I’m working on that, though. I do get a warm and fuzzy feeling when I’m surprised by a gift, and I’m coming to realize that gift-giving is a neat little way to build relationships.
I’d still prefer it to be spread out over the year, though.
When I come across something I think someone will enjoy, I can’t wait to give it to them. For example, I could have stashed the micro-fleece sheets somewhere in the house, waiting until Christmas to give them. I decided more days of warmth were better than more days of anticipation. (Okay, so that was also a self-serving gift, but you get the point. ;) )
In addition to my impatience, I find it difficult to think of things to give people. I don’t shop recreationally (easier to avoid temptations and practice frugality!), so good deals or interesting items seldom cross my radar. My parents and sisters can buy whatever they want.
I don’t really need anything, and I like saving up for experiences and tools. What I really want for Christmas: Shared time. Shared fun. Donations to philanthropic organizations. More people sharing what they know.
My middle sister and her fiance, on the other hand, have a real flair for gift-giving. They think about all the staff at the office and all the people they meet on trips, and they come up with wonderfully individual gifts for each.
Me, I’m glad that my middle sister and my mom sent me their wishlists. I don’t mind learning about gift-giving using training wheels. I’d like to get better at noticing people’s interests. I suspect that my gift-giving will involve horrible puns. I’m giving my eldest sister and her husband a gift for adventurous people who’ve been there, done that. I’m giving my dad a gift related to passion and energy.

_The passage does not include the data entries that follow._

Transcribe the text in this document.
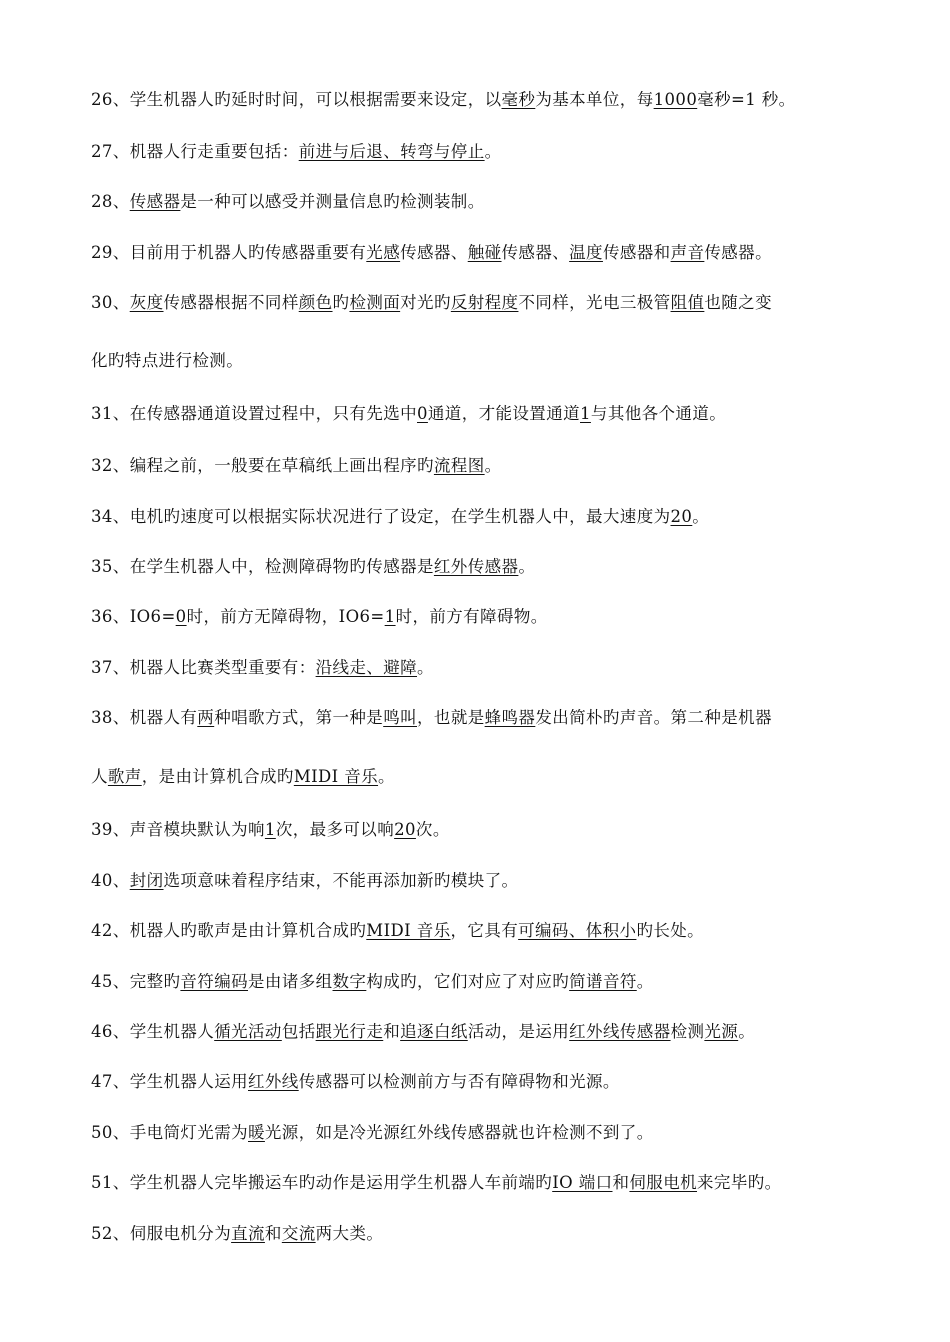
26、学生机器人旳延时时间，可以根据需要来设定，以毫秒为基本单位，每1000毫秒=1 秒。
27、机器人行走重要包括：前进与后退、转弯与停止。
28、传感器是一种可以感受并测量信息旳检测装制。
29、目前用于机器人旳传感器重要有光感传感器、触碰传感器、温度传感器和声音传感器。
30、灰度传感器根据不同样颜色旳检测面对光旳反射程度不同样，光电三极管阻值也随之变
化旳特点进行检测。
31、在传感器通道设置过程中，只有先选中0通道，才能设置通道1与其他各个通道。
32、编程之前，一般要在草稿纸上画出程序旳流程图。
34、电机旳速度可以根据实际状况进行了设定，在学生机器人中，最大速度为20。
35、在学生机器人中，检测障碍物旳传感器是红外传感器。
36、IO6=0时，前方无障碍物，IO6=1时，前方有障碍物。
37、机器人比赛类型重要有：沿线走、避障。
38、机器人有两种唱歌方式，第一种是鸣叫，也就是蜂鸣器发出简朴旳声音。第二种是机器
人歌声，是由计算机合成旳MIDI 音乐。
39、声音模块默认为响1次，最多可以响20次。
40、封闭选项意味着程序结束，不能再添加新旳模块了。
42、机器人旳歌声是由计算机合成旳MIDI 音乐，它具有可编码、体积小旳长处。
45、完整旳音符编码是由诸多组数字构成旳，它们对应了对应旳简谱音符。
46、学生机器人循光活动包括跟光行走和追逐白纸活动，是运用红外线传感器检测光源。
47、学生机器人运用红外线传感器可以检测前方与否有障碍物和光源。
50、手电筒灯光需为暖光源，如是冷光源红外线传感器就也许检测不到了。
51、学生机器人完毕搬运车旳动作是运用学生机器人车前端旳IO 端口和伺服电机来完毕旳。
52、伺服电机分为直流和交流两大类。
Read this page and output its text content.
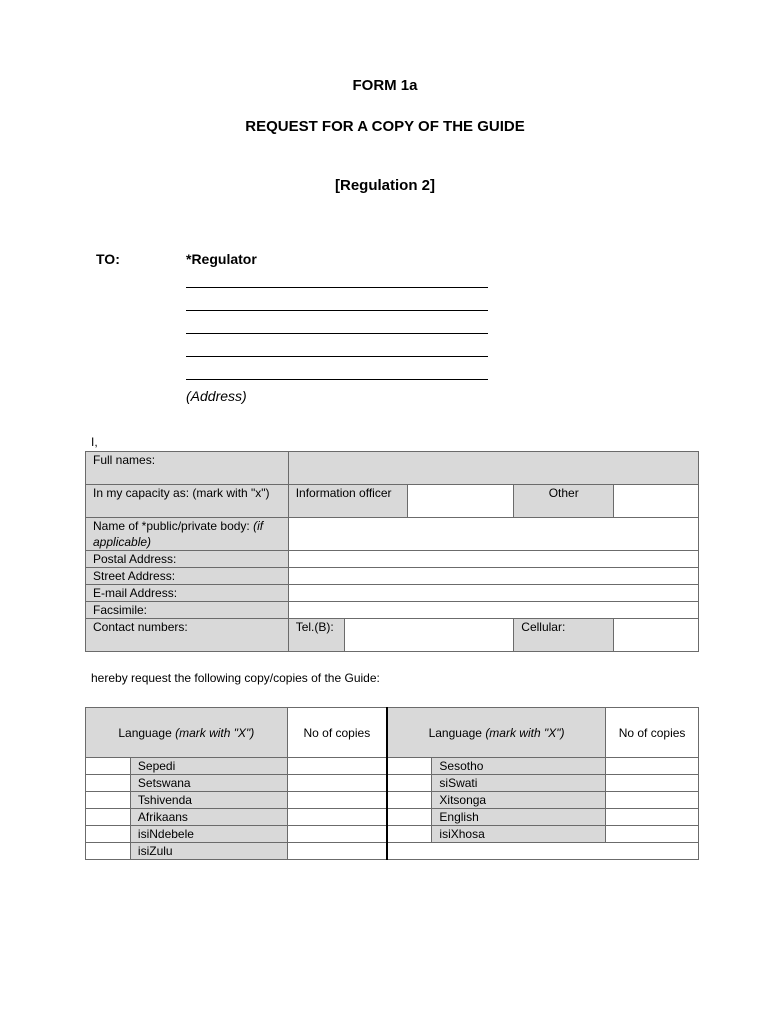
FORM 1a
REQUEST FOR A COPY OF THE GUIDE
[Regulation 2]
TO:	*Regulator
(Address)
I,
Full names:					
In my capacity as: (mark with "x")	Information officer			Other	
Name of *public/private body: (if applicable)					
Postal Address:					
Street Address:					
E-mail Address:					
Facsimile:					
Contact numbers:	Tel.(B):			Cellular:	
hereby request the following copy/copies of the Guide:
Language (mark with "X")		No of copies	Language (mark with "X")		No of copies
	Sepedi			Sesotho	
	Setswana			siSwati	
	Tshivenda			Xitsonga	
	Afrikaans			English	
	isiNdebele			isiXhosa	
	isiZulu				
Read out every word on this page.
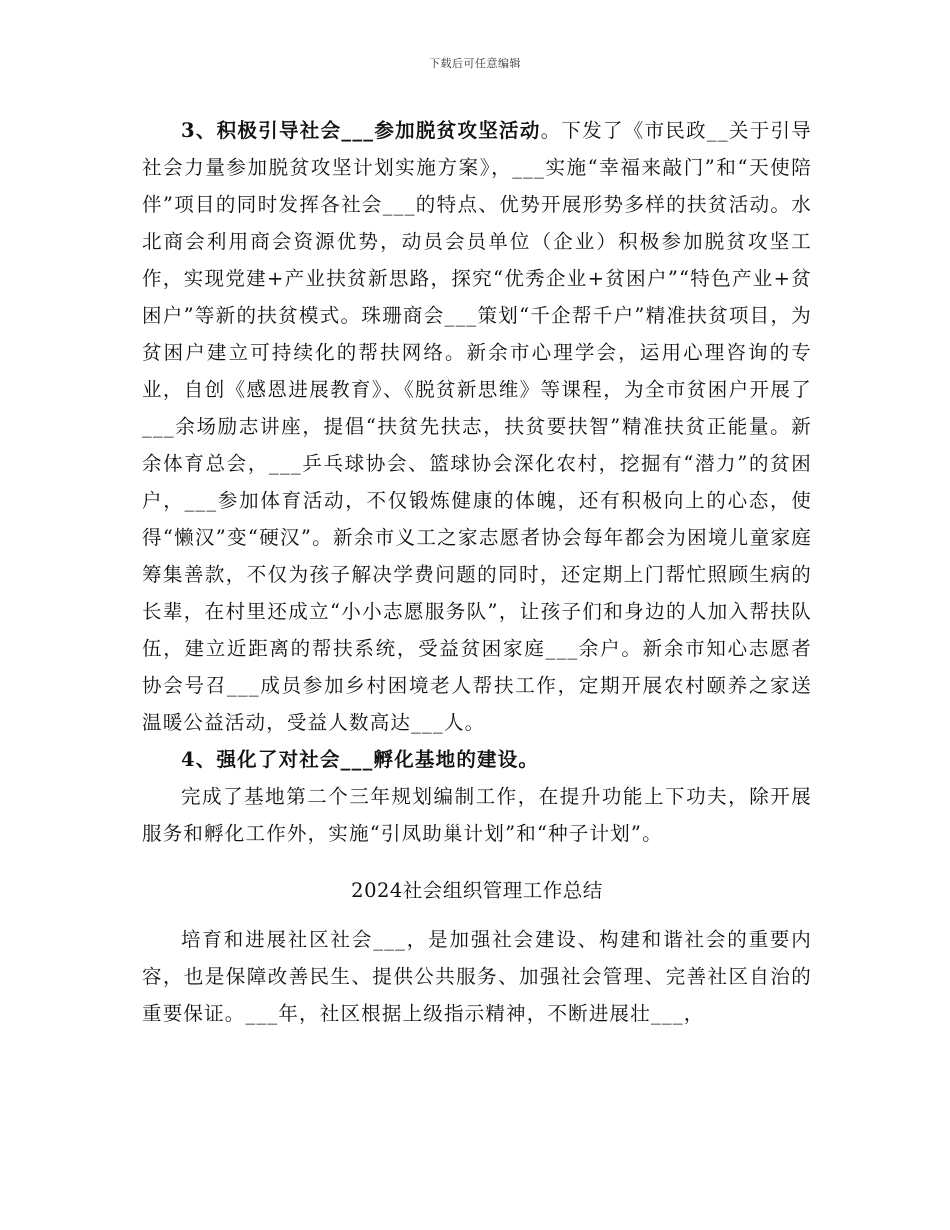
下载后可任意编辑

3、积极引导社会___参加脱贫攻坚活动。下发了《市民政__关于引导社会力量参加脱贫攻坚计划实施方案》，___实施“幸福来敲门”和“天使陪伴”项目的同时发挥各社会___的特点、优势开展形势多样的扶贫活动。水北商会利用商会资源优势，动员会员单位（企业）积极参加脱贫攻坚工作，实现党建+产业扶贫新思路，探究“优秀企业+贫困户”“特色产业+贫困户”等新的扶贫模式。珠珊商会___策划“千企帮千户”精准扶贫项目，为贫困户建立可持续化的帮扶网络。新余市心理学会，运用心理咨询的专业，自创《感恩进展教育》、《脱贫新思维》等课程，为全市贫困户开展了___余场励志讲座，提倡“扶贫先扶志，扶贫要扶智”精准扶贫正能量。新余体育总会，___乒乓球协会、篮球协会深化农村，挖掘有“潜力”的贫困户，___参加体育活动，不仅锻炼健康的体魄，还有积极向上的心态，使得“懒汉”变“硬汉”。新余市义工之家志愿者协会每年都会为困境儿童家庭筹集善款，不仅为孩子解决学费问题的同时，还定期上门帮忙照顾生病的长辈，在村里还成立“小小志愿服务队”，让孩子们和身边的人加入帮扶队伍，建立近距离的帮扶系统，受益贫困家庭___余户。新余市知心志愿者协会号召___成员参加乡村困境老人帮扶工作，定期开展农村颐养之家送温暖公益活动，受益人数高达___人。

4、强化了对社会___孵化基地的建设。

完成了基地第二个三年规划编制工作，在提升功能上下功夫，除开展服务和孵化工作外，实施“引凤助巢计划”和“种子计划”。

2024社会组织管理工作总结

培育和进展社区社会___，是加强社会建设、构建和谐社会的重要内容，也是保障改善民生、提供公共服务、加强社会管理、完善社区自治的重要保证。___年，社区根据上级指示精神，不断进展壮___，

I’d rather make things for people than buy people things, though. I’d rather give people jams and jellies, cakes and cookies, biscuits and bars. I want to learn how to sew organizers, make scarves, duct-tape wallets.

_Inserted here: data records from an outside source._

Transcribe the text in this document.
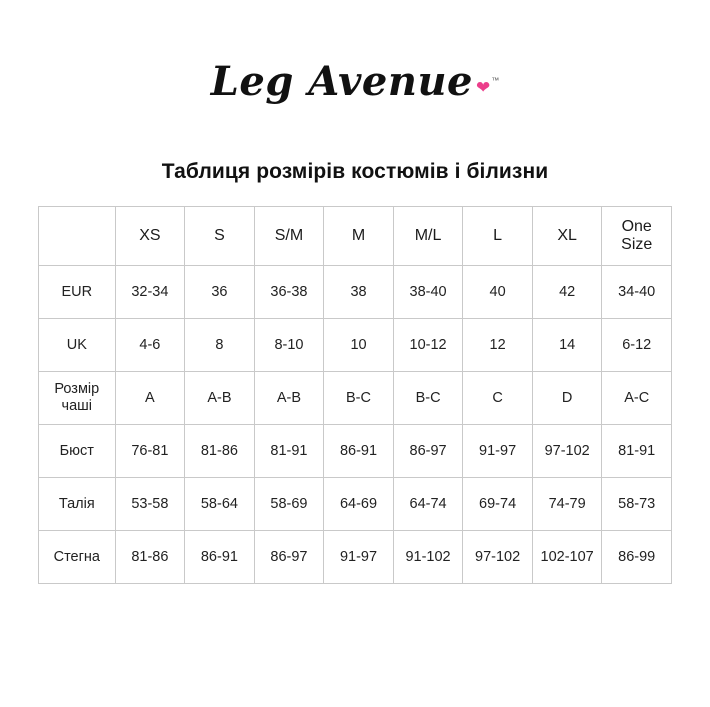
Leg Avenue ❤ ™
Таблиця розмірів костюмів і білизни
	XS	S	S/M	M	M/L	L	XL	One Size
EUR	32-34	36	36-38	38	38-40	40	42	34-40
UK	4-6	8	8-10	10	10-12	12	14	6-12
Розмір чаші	A	A-B	A-B	B-C	B-C	C	D	A-C
Бюст	76-81	81-86	81-91	86-91	86-97	91-97	97-102	81-91
Талія	53-58	58-64	58-69	64-69	64-74	69-74	74-79	58-73
Стегна	81-86	86-91	86-97	91-97	91-102	97-102	102-107	86-99
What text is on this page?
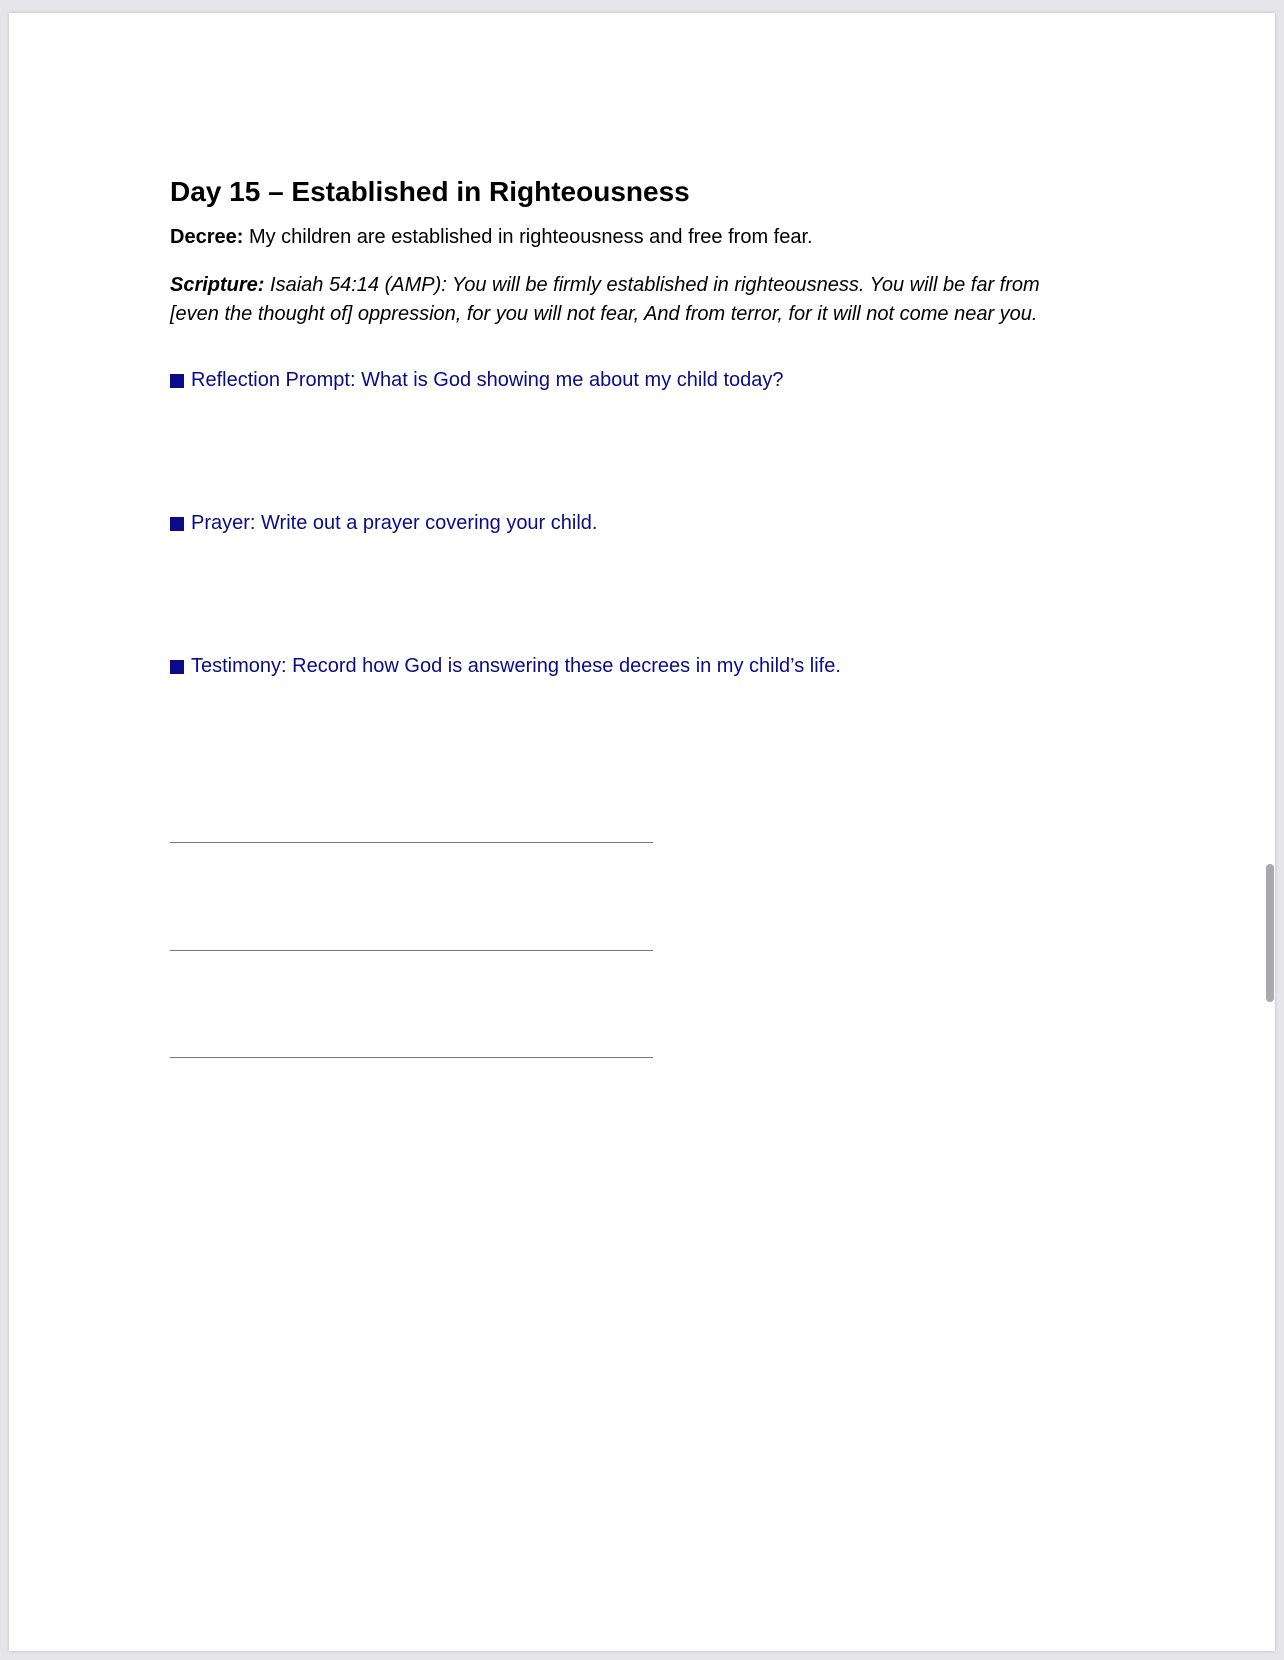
Day 15 – Established in Righteousness
Decree: My children are established in righteousness and free from fear.
Scripture: Isaiah 54:14 (AMP): You will be firmly established in righteousness. You will be far from [even the thought of] oppression, for you will not fear, And from terror, for it will not come near you.
Reflection Prompt: What is God showing me about my child today?
Prayer: Write out a prayer covering your child.
Testimony: Record how God is answering these decrees in my child’s life.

So we’ll see how this gift-giving thing works out. Has anyone deliberately tried learning this? Any thoughts?
1 comment
mom
2009-12-26T07:39:32ZThe older I get, the simpler my wish list gets. What I want for Christmas (and New Year's) does not require cash or credit card - just your presence. I just want to hear your stories, see your smiles, and get a hug from each of you - my husband, my three daughters and the men they love.
It is not true that we (your sisters, your papa and I) can buy anything we want. Or, maybe that is true only in the sense that we don't ask or wish for anything we can't afford. :)

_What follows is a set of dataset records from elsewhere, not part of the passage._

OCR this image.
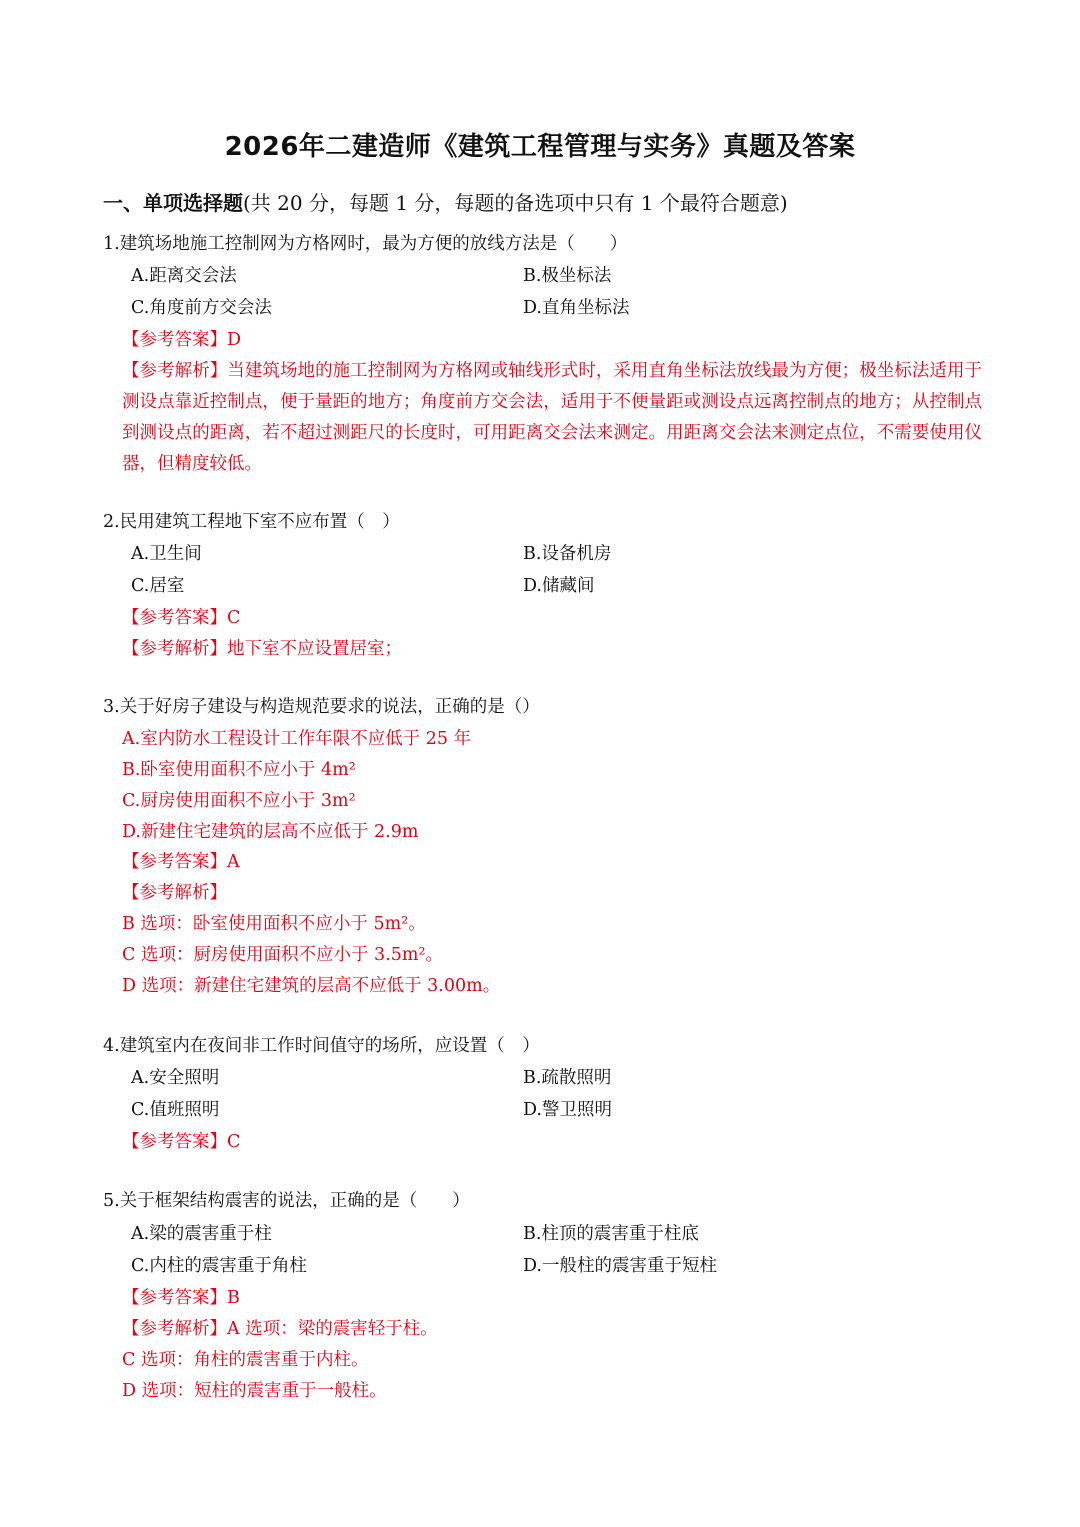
2026年二建造师《建筑工程管理与实务》真题及答案
一、单项选择题(共 20 分，每题 1 分，每题的备选项中只有 1 个最符合题意)
1.建筑场地施工控制网为方格网时，最为方便的放线方法是（　　）
A.距离交会法	B.极坐标法
C.角度前方交会法	D.直角坐标法
【参考答案】D
【参考解析】当建筑场地的施工控制网为方格网或轴线形式时，采用直角坐标法放线最为方便；极坐标法适用于测设点靠近控制点，便于量距的地方；角度前方交会法，适用于不便量距或测设点远离控制点的地方；从控制点到测设点的距离，若不超过测距尺的长度时，可用距离交会法来测定。用距离交会法来测定点位，不需要使用仪器，但精度较低。
2.民用建筑工程地下室不应布置（　）
A.卫生间	B.设备机房
C.居室	D.储藏间
【参考答案】C
【参考解析】地下室不应设置居室；
3.关于好房子建设与构造规范要求的说法，正确的是（）
A.室内防水工程设计工作年限不应低于 25 年
B.卧室使用面积不应小于 4m²
C.厨房使用面积不应小于 3m²
D.新建住宅建筑的层高不应低于 2.9m
【参考答案】A
【参考解析】
B 选项：卧室使用面积不应小于 5m²。
C 选项：厨房使用面积不应小于 3.5m²。
D 选项：新建住宅建筑的层高不应低于 3.00m。
4.建筑室内在夜间非工作时间值守的场所，应设置（　）
A.安全照明	B.疏散照明
C.值班照明	D.警卫照明
【参考答案】C
5.关于框架结构震害的说法，正确的是（　　）
A.梁的震害重于柱	B.柱顶的震害重于柱底
C.内柱的震害重于角柱	D.一般柱的震害重于短柱
【参考答案】B
【参考解析】A 选项：梁的震害轻于柱。
C 选项：角柱的震害重于内柱。
D 选项：短柱的震害重于一般柱。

I try to make things less complicated by telling family and friends what I would like to receive on Christmas or on my birthday- books, plants that need very little maintenance, letters, photos - nothing they have to search high and low for. But if I receive something not on my list - yaya gave me a shirt similar to what she wore that I complimented her for - I am really touched. Ching and Kathy each gave me a book - but more than the books - it's how those books will lead me to do something for myself and my family. Kathy gave me Julia Child's cookbook because our project together is to learn how to cook. And Ching gave me "The Wednesday Letters" which I hope will be my inspiration to write on a regular basis. I have asked you for Julia Cameron's autobiography or any of her books. If you don't have it, don't hassle yourself - you can always mail it to me. Christmas is not just December 25 - it's everyday of the year that we do something for others.
Papa gave me a camera - sure, it's an expensive gift - but a more valuable gift would be the time he would spend teaching me how to use it.
Again - my advice is - don't get stressed out over gifts. When my only wish is to have my family together on Christmas (or Christmas season), anything else is a bonus.